Signature 4: Large deviation between tool return values and Thought-cited values Hallucination-type numerical deviation is typically 5-20%; Prompt Injection-induced deviation tends to be more extreme (e.g., a protocol's APY suddenly 'becoming' 100%), because the attacker's injected fake values need to be dramatic enough to induce the Agent to make decisions it wouldn't make with normal values. Monitoring implementation: record the deviation magnitude between tool return values and Thought-cited values; deviations above 30% (not just the 5% hallucination threshold) trigger a Prompt Injection alert.

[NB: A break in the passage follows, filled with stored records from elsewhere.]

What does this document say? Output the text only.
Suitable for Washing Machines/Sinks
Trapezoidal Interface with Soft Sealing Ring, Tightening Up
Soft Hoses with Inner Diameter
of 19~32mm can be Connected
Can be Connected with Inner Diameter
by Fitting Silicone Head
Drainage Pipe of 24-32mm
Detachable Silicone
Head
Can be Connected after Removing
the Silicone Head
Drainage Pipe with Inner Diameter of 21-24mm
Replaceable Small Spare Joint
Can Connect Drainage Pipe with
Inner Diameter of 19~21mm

A minimum viable monitoring system design for a DeFi Agent
Below is a minimum viable monitoring system a personal Onchain Agent can establish within 2 days:
Components:
structlog + PostgreSQL: records structured operation logs (tool call success/failure, Gas consumption, transaction results)Key alert rules (implemented in Cron Job):
check_daily_gas() → if daily Gas exceeds 150% of budget, push Telegram P1 alert; above 200%, push P0 and pause write operations. check_blocked_pattern() → query BLOCKED records from past 30 minutes; if same address appears 3+ times, push P0 alert. check_grounding_rate() → compare Thought Log values against tool returns; if deviation rate above 5%, push P1 alert.
Cost of this design: LangSmith free tier (with call volume limits) or self-hosted Langfuse (only VPS costs); PostgreSQL starts free on Railway; Telegram Bot free. Monthly cost of the entire monitoring system is near $0 (Langfuse self-hosted) to $39 (LangSmith basic). This minimum viable monitoring system lets you receive alerts within 5 minutes of a problem occurring, rather than discovering it after financial losses.
More detailed monitoring (tracking more metrics, shorter check intervals) → faster problem detection, broader coverage, but higher system complexity (more code, more potential bugs), higher operational costs (more API calls, more storage), greater alert fatigue risk (too many metrics causes daily alerts to drown out genuinely important ones). Simpler monitoring → lower maintenance costs, higher alert quality, but monitoring blind spots exist. For most personal Onchain Agents: start with three most critical monitoring points (daily Gas consumption, non-whitelist address BLOCKED patterns, tool grounding rate), covering the highest-impact scenarios. Gradually expand monitoring coverage after the Agent is stably operational.